Like Graham and Kasich, Fiorina is not eligible for the Fox debate, as the polls stand now, and is spending a lot of time in New Hampshire in an apparent bid to generate buzz – buzz that could potentially spread to other polls. It’s a boomerang strategy that could work for others.
But as the only woman in the Republican field, Fiorina has another reason to stick around: The state is famously friendly to female politicians. The governor, both senators, and one of its two House members are all women, and, during a recent stretch, the state Senate was majority female.
The prospect of Hillary Clinton as the Democratic nominee also gives Fiorina some purchase: She clearly enjoys throwing punches at the former secretary of State. And Fiorina is well-organized here. Last Saturday, she spoke at the Coalition of N.H. Taxpayers’ annual picnic, and came in second in the group’s presidential straw poll, after Sen. Rand Paul of Kentucky. All she needs is money, and the voter buy-in that money represents.
At a Fiorina event Friday evening, at Robie’s Country Store in Hooksett, the room is packed and voter interest intense. After her remarks, she takes questions.

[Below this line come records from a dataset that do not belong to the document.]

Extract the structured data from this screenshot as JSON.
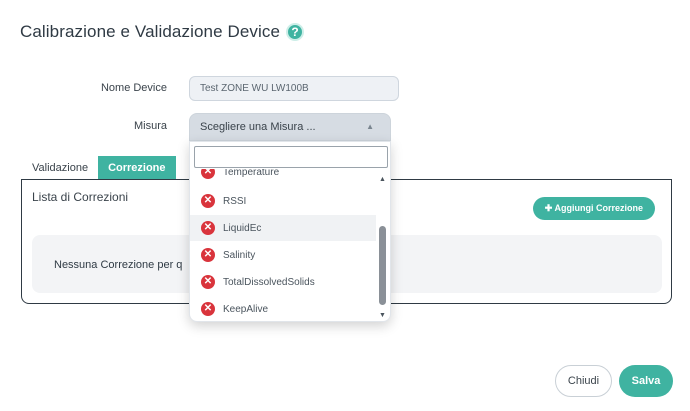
{
  "modal": {
    "title": "Calibrazione e Validazione Device",
    "help_icon": "?"
  },
  "form": {
    "nome_device_label": "Nome Device",
    "nome_device_value": "Test ZONE WU LW100B",
    "misura_label": "Misura",
    "misura_placeholder": "Scegliere una Misura ..."
  },
  "tabs": [
    {
      "label": "Validazione",
      "active": false
    },
    {
      "label": "Correzione",
      "active": true
    }
  ],
  "panel": {
    "title": "Lista di Correzioni",
    "add_button": "✚ Aggiungi Correzione",
    "empty_text": "Nessuna Correzione per q"
  },
  "dropdown": {
    "search_value": "",
    "items": [
      {
        "label": "Temperature",
        "icon": "error-x-icon"
      },
      {
        "label": "RSSI",
        "icon": "error-x-icon"
      },
      {
        "label": "LiquidEc",
        "icon": "error-x-icon",
        "highlighted": true
      },
      {
        "label": "Salinity",
        "icon": "error-x-icon"
      },
      {
        "label": "TotalDissolvedSolids",
        "icon": "error-x-icon"
      },
      {
        "label": "KeepAlive",
        "icon": "error-x-icon"
      }
    ]
  },
  "footer": {
    "close_label": "Chiudi",
    "save_label": "Salva"
  },
  "colors": {
    "accent": "#3fb3a1",
    "error": "#d9343c"
  }
}
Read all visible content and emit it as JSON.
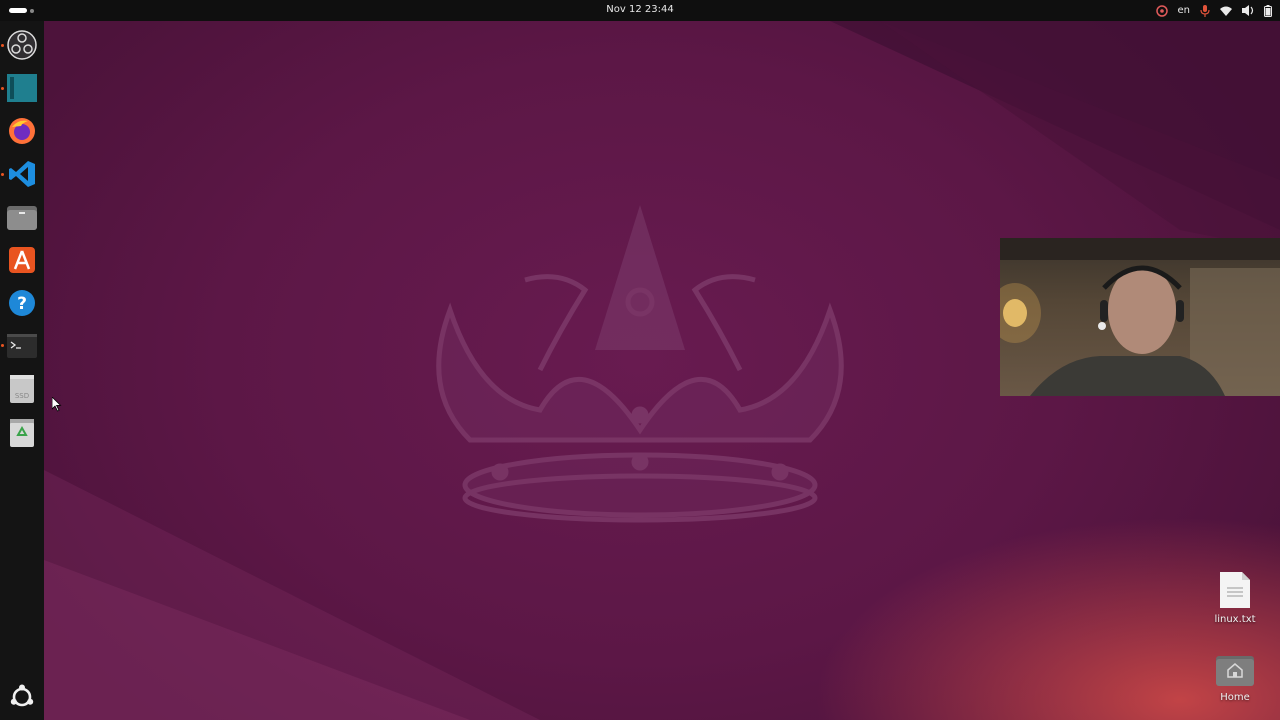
{
  "topbar": {
    "datetime": "Nov 12  23:44",
    "keyboard_layout": "en"
  },
  "dock": {
    "items": [
      {
        "name": "obs-studio"
      },
      {
        "name": "app-teal"
      },
      {
        "name": "firefox"
      },
      {
        "name": "vscode"
      },
      {
        "name": "files"
      },
      {
        "name": "app-center"
      },
      {
        "name": "help"
      },
      {
        "name": "terminal"
      },
      {
        "name": "ssd-drive",
        "label": "SSD"
      },
      {
        "name": "trash"
      },
      {
        "name": "show-apps"
      }
    ]
  },
  "desktop": {
    "icons": [
      {
        "label": "linux.txt"
      },
      {
        "label": "Home"
      }
    ]
  },
  "colors": {
    "accent": "#e95420",
    "wallpaper": "#5c1746",
    "panel": "#0f0f0f",
    "dock": "#141414"
  }
}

“I would be willing to pay to see you debate Hillary Clinton,” one man suggests.
There’s Fiorina’s opening: You can make that happen, she says, if you donate to my campaign – and get your friends to donate, too!
Asking for money – even just $1 – has been Fiorina’s way of trying to boost buy-in and poll numbers. But time is growing short to make the first debate, and voters here are playing it cagey.
“I’m still shopping,” says Marc Miville of Hooksett, who says he’s shaken candidates’ hands every four years since 1976. “I can’t wait to meet Scott Walker. He’s a leader. But so is Fiorina: She doesn’t want to just talk, she wants to do things.”
Nationally, Fiorina is averaging 1.6 percent in the polls; in New Hampshire, she’s at 5 percent, but the “front-runner,” Mr. Bush, has only 16.3 percent.
“Nobody’s doing well in the polls,” says Andy Smith, director of the University of New Hampshire Survey Center in Durham, N.H. “Most voters aren’t paying much attention, either Republican or Democrat, and won’t for several more months.”
Buying time
Ultimately, primary turnout here will be relatively high. In 2008, the last open-seat presidential race, 52 percent of eligible New Hampshire voters turned out, the highest in the country and a record for the state.
That gives candidates like Graham time to build up their profile, if they can raise enough money to last until February. He hopes to use New Hampshire as a springboard for the next primary, in his home state of South Carolina. But so far, the numbers are tough: In New Hampshire, Graham is at 0.5 percent, and nationally at 0.6 percent. Last weekend, Friday through Sunday, he had 10 events on his calendar in N.H., including a 9 a.m. visit to the town dump in Bedford and a stroll around the balloon festival in Hillsborough.
At the balloon festival, Graham eagerly approaches fair-goers, workers, children, anyone willing to hear his pitch.
“Hey young lady, sorry about your Social Security,” Graham says to a little girl. Funny one-liners are his standard fare. A bank employee running her company’s table at the fair tries to get Graham to open an account, and he insists he’s interested.
But it’s tough being a low-in-the-polls South Carolina politician in rural New Hampshire. Before Graham arrived at the fair, this reporter asked a fair-goer if she had seen Lindsey Graham. Her response: “I don’t even know who she is.”
As he was leaving the fair, Graham stopped to chat with two women sitting under a tree. After he left, a reporter asked about their conversation. Would she and her friend consider supporting him?
“We’re Jehovah’s Witnesses, and we don’t vote,” said one of the women, Barbara Bunker of Greenville, N.H. “It’s God’s Kingdom.”